COP 23: Un aperçu de la finance climatique- ICCG
Oct07

COP 23: Un aperçu de la finance climatique- ICCG

COP 23-Un aperçu de la finance climatique- ICCG   Plusieurs représentants de gouvernements et d’institutions financières ont été interviewés à l’occasion d’une réunion organisée par  le ICCG ,  l’initiative sur les politiques de changement climatique et de gouvernance, un institut basé en Italie.   Explications. Par Houmi Ahamed-Mikidache Comment atteindre les objectifs de l’accord de Paris ? Selon Barbara Buchner, la directrice exécutive de l’institut  Climate Policy Initiative, , il doit y avoir un développement massif rapide autant dans l’adaptation que dans la réduction des gaz à effet de serre, afin d’atteindre les objectifs de l’accord de Paris et atteindre les 2 voire 1,5  degrés recommandés par la science.   Si nous ne sommes pas en mesure  de mettre en application sérieusement le premier tour des contributions nationales, nous ne pourrons pas passer au second tour : nous devons ainsi sérieusement travailler ensemble avec le secteur privé, les gouvernements, c’est une importante mission de coordination, explique le Norbert Goriben, le responsable de Climate Finance International.

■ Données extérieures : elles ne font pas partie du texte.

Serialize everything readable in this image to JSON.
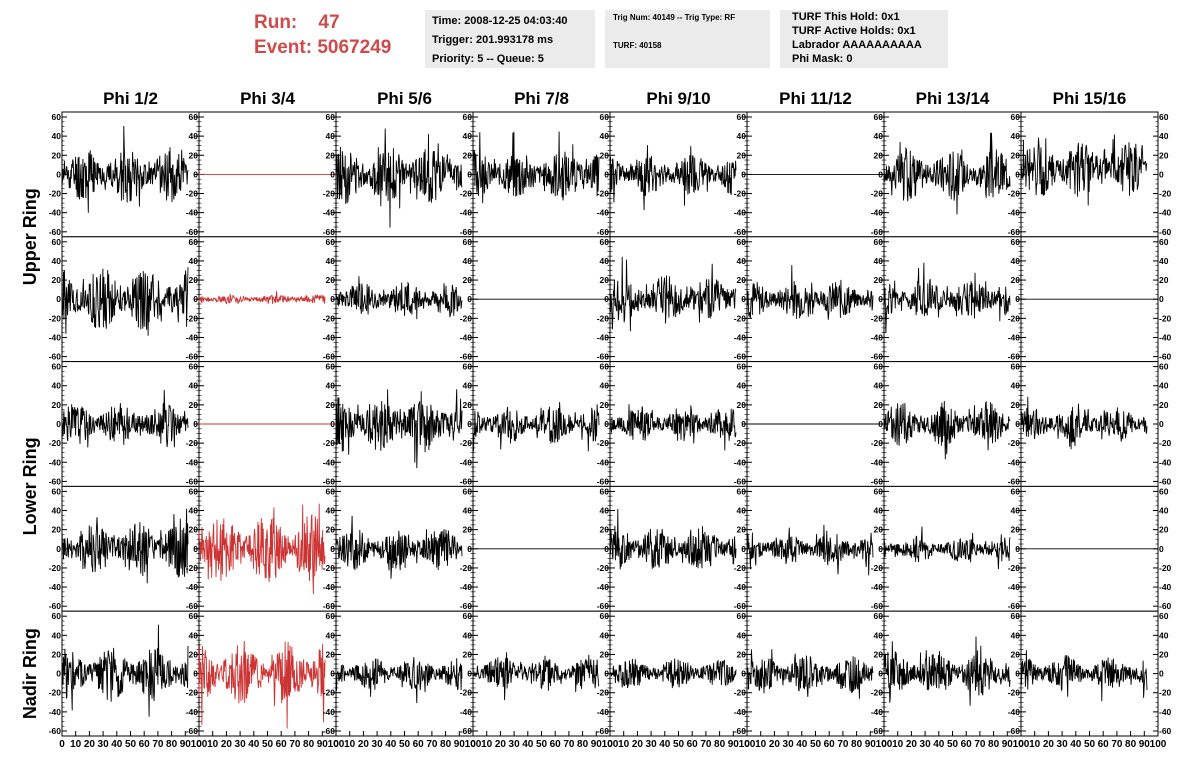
{
  "header": {
    "run_label": "Run:",
    "run_value": "47",
    "event_label": "Event:",
    "event_value": "5067249",
    "colors": {
      "red": "#cc4b4b",
      "box_bg": "#ebebeb"
    }
  },
  "time_box": {
    "line1": "Time: 2008-12-25 04:03:40",
    "line2": "Trigger: 201.993178 ms",
    "line3": "Priority: 5 -- Queue: 5"
  },
  "trig_box": {
    "line1": "Trig Num: 40149 -- Trig Type: RF",
    "line2": "TURF: 40158"
  },
  "turf_box": {
    "line1": "TURF This Hold: 0x1",
    "line2": "TURF Active Holds: 0x1",
    "line3": "Labrador AAAAAAAAAA",
    "line4": "Phi Mask: 0"
  },
  "chart_data": {
    "type": "line",
    "columns": [
      "Phi 1/2",
      "Phi 3/4",
      "Phi 5/6",
      "Phi 7/8",
      "Phi 9/10",
      "Phi 11/12",
      "Phi 13/14",
      "Phi 15/16"
    ],
    "ring_labels": [
      "Upper Ring",
      "Lower Ring",
      "Nadir Ring"
    ],
    "y_ticks": [
      "60",
      "40",
      "20",
      "0",
      "-20",
      "-40",
      "-60"
    ],
    "x_ticks": [
      "0",
      "10",
      "20",
      "30",
      "40",
      "50",
      "60",
      "70",
      "80",
      "90",
      "100"
    ],
    "xlim": [
      0,
      100
    ],
    "ylim": [
      -60,
      60
    ],
    "panel_rows": 5,
    "trace_colors": {
      "normal": "#000000",
      "highlighted": "#cc3333"
    },
    "panels": [
      [
        {
          "amp": 17,
          "red": false,
          "seed": 11
        },
        {
          "amp": 0,
          "red": true,
          "seed": 12
        },
        {
          "amp": 18,
          "red": false,
          "seed": 13
        },
        {
          "amp": 16,
          "red": false,
          "seed": 14
        },
        {
          "amp": 13,
          "red": false,
          "seed": 15
        },
        {
          "amp": 0,
          "red": false,
          "seed": 16
        },
        {
          "amp": 16,
          "red": false,
          "seed": 17
        },
        {
          "amp": 18,
          "red": false,
          "seed": 18,
          "offset": 5
        }
      ],
      [
        {
          "amp": 20,
          "red": false,
          "seed": 21
        },
        {
          "amp": 3,
          "red": true,
          "seed": 22
        },
        {
          "amp": 11,
          "red": false,
          "seed": 23
        },
        {
          "amp": 0,
          "red": false,
          "seed": 24
        },
        {
          "amp": 15,
          "red": false,
          "seed": 25
        },
        {
          "amp": 12,
          "red": false,
          "seed": 26
        },
        {
          "amp": 13,
          "red": false,
          "seed": 27
        },
        {
          "amp": 0,
          "red": false,
          "seed": 28
        }
      ],
      [
        {
          "amp": 13,
          "red": false,
          "seed": 31
        },
        {
          "amp": 0,
          "red": true,
          "seed": 32
        },
        {
          "amp": 18,
          "red": false,
          "seed": 33
        },
        {
          "amp": 12,
          "red": false,
          "seed": 34
        },
        {
          "amp": 11,
          "red": false,
          "seed": 35
        },
        {
          "amp": 0,
          "red": false,
          "seed": 36
        },
        {
          "amp": 14,
          "red": false,
          "seed": 37
        },
        {
          "amp": 11,
          "red": false,
          "seed": 38
        }
      ],
      [
        {
          "amp": 18,
          "red": false,
          "seed": 41
        },
        {
          "amp": 22,
          "red": true,
          "seed": 42
        },
        {
          "amp": 13,
          "red": false,
          "seed": 43
        },
        {
          "amp": 0,
          "red": false,
          "seed": 44
        },
        {
          "amp": 14,
          "red": false,
          "seed": 45
        },
        {
          "amp": 10,
          "red": false,
          "seed": 46
        },
        {
          "amp": 8,
          "red": false,
          "seed": 47
        },
        {
          "amp": 0,
          "red": false,
          "seed": 48
        }
      ],
      [
        {
          "amp": 17,
          "red": false,
          "seed": 51
        },
        {
          "amp": 20,
          "red": true,
          "seed": 52
        },
        {
          "amp": 10,
          "red": false,
          "seed": 53
        },
        {
          "amp": 11,
          "red": false,
          "seed": 54
        },
        {
          "amp": 9,
          "red": false,
          "seed": 55
        },
        {
          "amp": 12,
          "red": false,
          "seed": 56
        },
        {
          "amp": 14,
          "red": false,
          "seed": 57
        },
        {
          "amp": 11,
          "red": false,
          "seed": 58
        }
      ]
    ]
  }
}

Mais, mettre en application les contributions nationales n’est pas si évident, notamment en Afrique.  “Nous n’avons pas assez de données pour répondre aux exigences en matière d’établissement de rapports liés à l’accord de Paris et nous avons besoin de renforcement de capacités pour développer la collecte de données, les technologies, les ressources humaines et nous avons besoin de financement pour mettre en œuvre ces projets liés aux contributions nationales, indiquent Pacifica F. Achieng Ogola, Directrice du département Changement Climatique du Ministère de l’Environnement, des Ressources Naturelles et du Développement Régional du Kenya. Et de préciser :  ” Les modalités de mise en œuvre de certains éléments des contributions nationales ne sont pas très explicites, nous attendons les conclusions des Conférences des Nations Unies sur le Climat , COP 23,et COP 24. Selon les experts interviewés, le partenariat sur les contributions nationales lancé par le Maroc et l’Allemagne, l’an dernier, ont impulsé le développement et la planification de la finance climatique, mais les avancées sont timides. Le secteur privé peut avoir un rôle important dans l’accélération de l’accès à la finance climatique.  ...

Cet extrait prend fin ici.